Auch eine konkludente Täuschung darüber ist ihnen nicht zu entnehmen, Sie käme in Betracht, wenn schlüssig miterklärt worden wäre, dass keine sachfremden Motive verfolgt würden. Welcher Inhalt einer Erklärung zukommt, bestimmt sich jedoch maßgeblich nach dem Empfängerhorizont des Adressaten. Dieser mag im Rahmen von Austauschverhältnissen eine wahrheitsgemäße Darstellung aller Tatsachen erwarten können, die für die Beurteilung des Anspruchs wesentlich sind und die er aus seiner Situation nicht ohne weiteres überprüfen kann (BGH NJW 2009, 1443; BGH StV 2002, 82). Im Bereich wettbewerbsrechtlicher Abmahnungen lässt sich aber keine Verkehrsanschauung der beteiligten Kreise feststellen, wonach der Abmahnende zugleich stillschweigend erklärt, mangels Rechtsmissbrauchs hierzu auch befugt zu sein. Der Bereich der wettbewerbsrechtlichen Abmahnungen ist nicht von einem solchen gegenseitigen Vertrauen der Parteien auf ein rechtskonformes Verhalten der jeweils anderen Partei geprägt. Dies belegt schon die Tatsache, dass der Gesetzgeber es für erforderlich hielt, eine ausdrückliche Missbrauchsklausel zu schaffen, um die naheliegende Möglichkeit, sich durch wettbewerbsrechtliche Abmahnungen zu bereichern, einzuschränken.
Ich persönlich halte die Ausführungen des OLG Kölns, aaO für überzeugender, mit der Abmahnung soll nicht konkludent zum Ausdruck gebracht werden, dass diese nicht rechtsmissbräuchlich ist, ansonsten hätte der Gesetzgeber den Rechtsmissbrauch nicht gesondert regeln müssen.

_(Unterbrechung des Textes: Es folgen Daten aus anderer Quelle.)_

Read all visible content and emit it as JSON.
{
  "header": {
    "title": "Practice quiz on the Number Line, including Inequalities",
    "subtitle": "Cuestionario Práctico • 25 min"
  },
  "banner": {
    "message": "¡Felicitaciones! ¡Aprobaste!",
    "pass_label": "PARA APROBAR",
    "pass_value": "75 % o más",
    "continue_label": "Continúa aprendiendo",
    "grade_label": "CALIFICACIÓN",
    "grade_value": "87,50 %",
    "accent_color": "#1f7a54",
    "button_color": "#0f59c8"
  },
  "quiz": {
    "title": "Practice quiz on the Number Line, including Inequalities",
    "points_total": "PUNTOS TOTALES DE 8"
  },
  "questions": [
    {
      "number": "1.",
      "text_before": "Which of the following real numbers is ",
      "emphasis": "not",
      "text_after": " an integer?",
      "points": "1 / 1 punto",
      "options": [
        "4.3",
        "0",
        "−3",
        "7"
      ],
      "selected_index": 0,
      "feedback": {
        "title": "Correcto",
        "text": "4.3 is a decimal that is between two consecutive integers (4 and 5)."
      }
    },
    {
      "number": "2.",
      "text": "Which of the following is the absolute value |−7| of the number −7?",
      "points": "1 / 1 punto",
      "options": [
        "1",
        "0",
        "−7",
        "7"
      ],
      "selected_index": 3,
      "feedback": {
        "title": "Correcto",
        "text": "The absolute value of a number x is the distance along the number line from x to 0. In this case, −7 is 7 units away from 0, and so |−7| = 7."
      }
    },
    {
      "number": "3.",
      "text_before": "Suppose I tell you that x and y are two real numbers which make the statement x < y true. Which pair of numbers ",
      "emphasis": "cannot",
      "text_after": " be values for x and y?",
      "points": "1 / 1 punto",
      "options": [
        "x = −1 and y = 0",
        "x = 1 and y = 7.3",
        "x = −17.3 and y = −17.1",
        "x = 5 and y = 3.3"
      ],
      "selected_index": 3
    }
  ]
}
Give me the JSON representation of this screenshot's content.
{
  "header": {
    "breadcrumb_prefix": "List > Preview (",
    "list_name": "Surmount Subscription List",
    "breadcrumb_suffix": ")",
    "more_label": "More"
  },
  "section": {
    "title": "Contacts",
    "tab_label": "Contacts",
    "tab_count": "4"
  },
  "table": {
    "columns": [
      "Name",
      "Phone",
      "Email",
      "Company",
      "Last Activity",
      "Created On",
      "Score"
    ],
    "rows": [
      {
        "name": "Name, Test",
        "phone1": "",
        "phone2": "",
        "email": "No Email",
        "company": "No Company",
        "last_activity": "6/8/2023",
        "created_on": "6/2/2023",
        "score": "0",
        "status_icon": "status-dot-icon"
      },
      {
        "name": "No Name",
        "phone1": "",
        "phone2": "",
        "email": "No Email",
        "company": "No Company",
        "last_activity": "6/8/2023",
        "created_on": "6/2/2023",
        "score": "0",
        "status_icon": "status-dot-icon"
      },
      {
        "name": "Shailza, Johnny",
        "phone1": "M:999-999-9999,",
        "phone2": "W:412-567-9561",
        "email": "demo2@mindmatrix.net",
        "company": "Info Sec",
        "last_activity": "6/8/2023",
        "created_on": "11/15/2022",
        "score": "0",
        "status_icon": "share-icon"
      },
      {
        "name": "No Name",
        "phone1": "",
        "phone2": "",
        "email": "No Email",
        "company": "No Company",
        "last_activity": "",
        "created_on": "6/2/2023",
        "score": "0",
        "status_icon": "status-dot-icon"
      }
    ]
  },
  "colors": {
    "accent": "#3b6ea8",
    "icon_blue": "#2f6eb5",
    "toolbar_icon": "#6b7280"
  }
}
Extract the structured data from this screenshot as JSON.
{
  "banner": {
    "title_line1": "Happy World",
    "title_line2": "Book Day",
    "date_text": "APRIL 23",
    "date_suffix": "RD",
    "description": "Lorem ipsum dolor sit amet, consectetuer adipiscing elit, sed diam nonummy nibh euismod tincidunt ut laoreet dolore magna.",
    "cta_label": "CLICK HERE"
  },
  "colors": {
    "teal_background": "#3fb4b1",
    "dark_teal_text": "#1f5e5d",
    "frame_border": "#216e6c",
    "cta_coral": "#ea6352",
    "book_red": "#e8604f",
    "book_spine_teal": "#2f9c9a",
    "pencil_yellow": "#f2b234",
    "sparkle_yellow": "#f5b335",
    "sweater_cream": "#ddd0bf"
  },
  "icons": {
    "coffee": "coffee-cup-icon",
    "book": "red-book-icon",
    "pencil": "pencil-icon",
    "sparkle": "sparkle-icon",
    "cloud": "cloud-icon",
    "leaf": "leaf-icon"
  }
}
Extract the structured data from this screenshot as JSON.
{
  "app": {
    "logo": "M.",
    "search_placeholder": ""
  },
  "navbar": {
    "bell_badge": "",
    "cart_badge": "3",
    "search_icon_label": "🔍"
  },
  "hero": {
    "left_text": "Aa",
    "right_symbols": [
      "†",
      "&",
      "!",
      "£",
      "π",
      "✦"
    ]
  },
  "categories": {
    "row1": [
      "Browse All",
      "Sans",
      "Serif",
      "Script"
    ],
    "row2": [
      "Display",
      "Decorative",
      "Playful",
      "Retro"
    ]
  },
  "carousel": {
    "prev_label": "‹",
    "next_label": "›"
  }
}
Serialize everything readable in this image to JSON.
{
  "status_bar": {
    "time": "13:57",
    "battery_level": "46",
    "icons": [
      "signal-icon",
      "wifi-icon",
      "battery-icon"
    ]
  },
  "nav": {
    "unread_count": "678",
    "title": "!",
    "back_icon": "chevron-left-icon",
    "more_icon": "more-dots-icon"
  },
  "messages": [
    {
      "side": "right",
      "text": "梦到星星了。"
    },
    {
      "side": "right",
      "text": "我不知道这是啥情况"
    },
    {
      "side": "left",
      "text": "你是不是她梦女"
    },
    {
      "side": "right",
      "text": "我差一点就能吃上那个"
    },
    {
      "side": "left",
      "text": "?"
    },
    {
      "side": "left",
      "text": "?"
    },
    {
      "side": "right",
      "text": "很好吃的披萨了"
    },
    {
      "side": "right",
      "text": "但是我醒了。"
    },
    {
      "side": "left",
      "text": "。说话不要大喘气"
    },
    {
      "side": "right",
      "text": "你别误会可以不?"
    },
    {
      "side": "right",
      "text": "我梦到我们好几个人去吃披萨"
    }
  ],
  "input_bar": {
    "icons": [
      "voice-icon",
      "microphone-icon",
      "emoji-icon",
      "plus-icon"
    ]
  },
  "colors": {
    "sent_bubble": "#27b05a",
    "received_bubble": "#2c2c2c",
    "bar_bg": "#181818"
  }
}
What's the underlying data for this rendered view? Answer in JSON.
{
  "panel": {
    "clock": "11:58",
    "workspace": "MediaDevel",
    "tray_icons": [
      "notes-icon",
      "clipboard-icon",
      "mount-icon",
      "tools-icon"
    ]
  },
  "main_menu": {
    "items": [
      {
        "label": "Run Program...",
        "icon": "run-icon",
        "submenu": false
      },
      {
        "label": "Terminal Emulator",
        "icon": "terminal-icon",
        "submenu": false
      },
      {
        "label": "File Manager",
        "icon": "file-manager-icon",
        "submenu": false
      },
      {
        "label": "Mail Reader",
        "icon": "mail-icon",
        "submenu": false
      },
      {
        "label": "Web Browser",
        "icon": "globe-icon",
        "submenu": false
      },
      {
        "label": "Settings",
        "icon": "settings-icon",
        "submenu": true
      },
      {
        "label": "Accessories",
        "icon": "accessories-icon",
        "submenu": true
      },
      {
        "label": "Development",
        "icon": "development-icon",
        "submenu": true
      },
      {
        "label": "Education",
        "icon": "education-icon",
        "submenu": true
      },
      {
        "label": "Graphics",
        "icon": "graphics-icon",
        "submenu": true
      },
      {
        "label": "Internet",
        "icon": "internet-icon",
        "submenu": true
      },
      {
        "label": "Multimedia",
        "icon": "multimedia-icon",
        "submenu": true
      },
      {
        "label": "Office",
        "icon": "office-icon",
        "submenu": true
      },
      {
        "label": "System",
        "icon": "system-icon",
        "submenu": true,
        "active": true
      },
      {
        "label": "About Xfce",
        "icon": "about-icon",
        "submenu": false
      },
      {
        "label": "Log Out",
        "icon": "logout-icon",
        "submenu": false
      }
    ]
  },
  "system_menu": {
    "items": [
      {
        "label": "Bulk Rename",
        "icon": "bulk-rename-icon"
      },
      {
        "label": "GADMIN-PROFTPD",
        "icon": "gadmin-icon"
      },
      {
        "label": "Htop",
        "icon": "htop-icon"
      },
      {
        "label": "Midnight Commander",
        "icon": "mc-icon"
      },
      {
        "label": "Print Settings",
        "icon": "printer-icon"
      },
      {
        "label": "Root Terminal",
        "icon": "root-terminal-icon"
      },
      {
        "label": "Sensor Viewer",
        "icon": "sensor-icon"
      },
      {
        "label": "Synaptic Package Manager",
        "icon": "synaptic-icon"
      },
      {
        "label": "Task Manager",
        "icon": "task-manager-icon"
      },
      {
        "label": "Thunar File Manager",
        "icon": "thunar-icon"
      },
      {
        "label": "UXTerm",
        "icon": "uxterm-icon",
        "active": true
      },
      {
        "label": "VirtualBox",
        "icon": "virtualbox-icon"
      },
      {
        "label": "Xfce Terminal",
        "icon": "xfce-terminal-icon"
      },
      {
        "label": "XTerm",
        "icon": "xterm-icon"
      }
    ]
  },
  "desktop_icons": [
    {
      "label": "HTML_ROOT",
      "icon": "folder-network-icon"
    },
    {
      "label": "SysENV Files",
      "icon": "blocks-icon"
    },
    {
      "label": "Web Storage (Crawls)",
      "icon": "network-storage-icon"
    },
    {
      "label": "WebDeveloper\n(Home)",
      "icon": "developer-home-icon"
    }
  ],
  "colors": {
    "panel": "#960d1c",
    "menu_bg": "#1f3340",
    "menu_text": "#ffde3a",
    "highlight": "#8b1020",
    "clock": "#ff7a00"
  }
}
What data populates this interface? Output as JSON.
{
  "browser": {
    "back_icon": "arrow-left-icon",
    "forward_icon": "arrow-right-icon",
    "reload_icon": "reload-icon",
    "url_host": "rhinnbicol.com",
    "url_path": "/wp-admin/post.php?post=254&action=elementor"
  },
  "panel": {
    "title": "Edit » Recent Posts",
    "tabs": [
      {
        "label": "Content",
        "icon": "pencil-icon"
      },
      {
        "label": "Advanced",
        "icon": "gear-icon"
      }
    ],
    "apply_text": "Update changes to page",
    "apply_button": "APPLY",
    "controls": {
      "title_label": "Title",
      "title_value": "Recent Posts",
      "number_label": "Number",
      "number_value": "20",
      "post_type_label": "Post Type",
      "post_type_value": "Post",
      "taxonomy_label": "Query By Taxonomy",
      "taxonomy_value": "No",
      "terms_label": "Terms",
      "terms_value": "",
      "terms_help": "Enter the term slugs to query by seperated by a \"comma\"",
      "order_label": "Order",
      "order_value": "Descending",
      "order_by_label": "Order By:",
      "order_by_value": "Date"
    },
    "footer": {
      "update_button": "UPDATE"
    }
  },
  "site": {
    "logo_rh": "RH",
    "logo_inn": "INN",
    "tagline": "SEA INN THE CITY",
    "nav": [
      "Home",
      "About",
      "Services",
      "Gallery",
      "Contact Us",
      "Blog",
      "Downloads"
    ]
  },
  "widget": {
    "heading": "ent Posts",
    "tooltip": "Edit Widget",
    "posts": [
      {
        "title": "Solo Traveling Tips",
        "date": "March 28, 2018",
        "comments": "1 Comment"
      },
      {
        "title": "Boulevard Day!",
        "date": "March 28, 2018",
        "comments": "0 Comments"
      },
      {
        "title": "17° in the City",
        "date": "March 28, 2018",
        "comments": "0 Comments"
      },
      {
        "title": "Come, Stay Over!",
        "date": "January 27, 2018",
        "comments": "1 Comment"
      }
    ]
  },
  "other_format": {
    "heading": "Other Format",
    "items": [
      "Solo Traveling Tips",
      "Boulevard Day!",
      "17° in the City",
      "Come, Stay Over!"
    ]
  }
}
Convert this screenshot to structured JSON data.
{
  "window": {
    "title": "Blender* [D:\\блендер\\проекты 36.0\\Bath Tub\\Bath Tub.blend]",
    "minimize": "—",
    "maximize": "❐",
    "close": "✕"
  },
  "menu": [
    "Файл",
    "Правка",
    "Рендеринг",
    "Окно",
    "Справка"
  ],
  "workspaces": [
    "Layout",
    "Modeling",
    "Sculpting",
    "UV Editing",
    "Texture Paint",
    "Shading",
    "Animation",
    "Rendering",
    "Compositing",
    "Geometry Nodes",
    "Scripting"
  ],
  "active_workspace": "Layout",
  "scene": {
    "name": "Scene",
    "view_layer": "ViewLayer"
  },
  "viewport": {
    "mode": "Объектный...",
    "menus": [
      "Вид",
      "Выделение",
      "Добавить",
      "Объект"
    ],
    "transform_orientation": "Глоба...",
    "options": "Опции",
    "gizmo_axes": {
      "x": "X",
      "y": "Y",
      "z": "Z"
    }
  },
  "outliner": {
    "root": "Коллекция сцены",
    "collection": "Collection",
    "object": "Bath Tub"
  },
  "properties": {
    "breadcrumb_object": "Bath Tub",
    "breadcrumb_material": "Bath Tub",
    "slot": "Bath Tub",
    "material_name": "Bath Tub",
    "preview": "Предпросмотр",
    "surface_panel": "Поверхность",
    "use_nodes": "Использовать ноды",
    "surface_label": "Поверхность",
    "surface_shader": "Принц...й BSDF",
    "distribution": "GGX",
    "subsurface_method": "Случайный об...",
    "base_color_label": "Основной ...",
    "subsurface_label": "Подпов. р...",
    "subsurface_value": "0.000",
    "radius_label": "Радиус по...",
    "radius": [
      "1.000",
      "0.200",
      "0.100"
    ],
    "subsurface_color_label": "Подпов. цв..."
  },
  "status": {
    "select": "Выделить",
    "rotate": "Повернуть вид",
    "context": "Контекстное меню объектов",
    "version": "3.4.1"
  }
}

Der BGH hat die Frage aber wie oben dargestellt anders entschieden und danach werden Abmahnungen nun bewertet werden müssen. Abmahner aufgepasst: Ab nun ist jede rechtsmissbräuchliche Abmahnung eine Straftat. Wenn man sich klar macht, wie oft der Einwand des Rechtsmissbrauchs in Zivilverfahren gestellt wird, dürfte das dazu führen, dass viele Verfahren dann gleich beim Strafrichter weiterverhandelt werden müssen.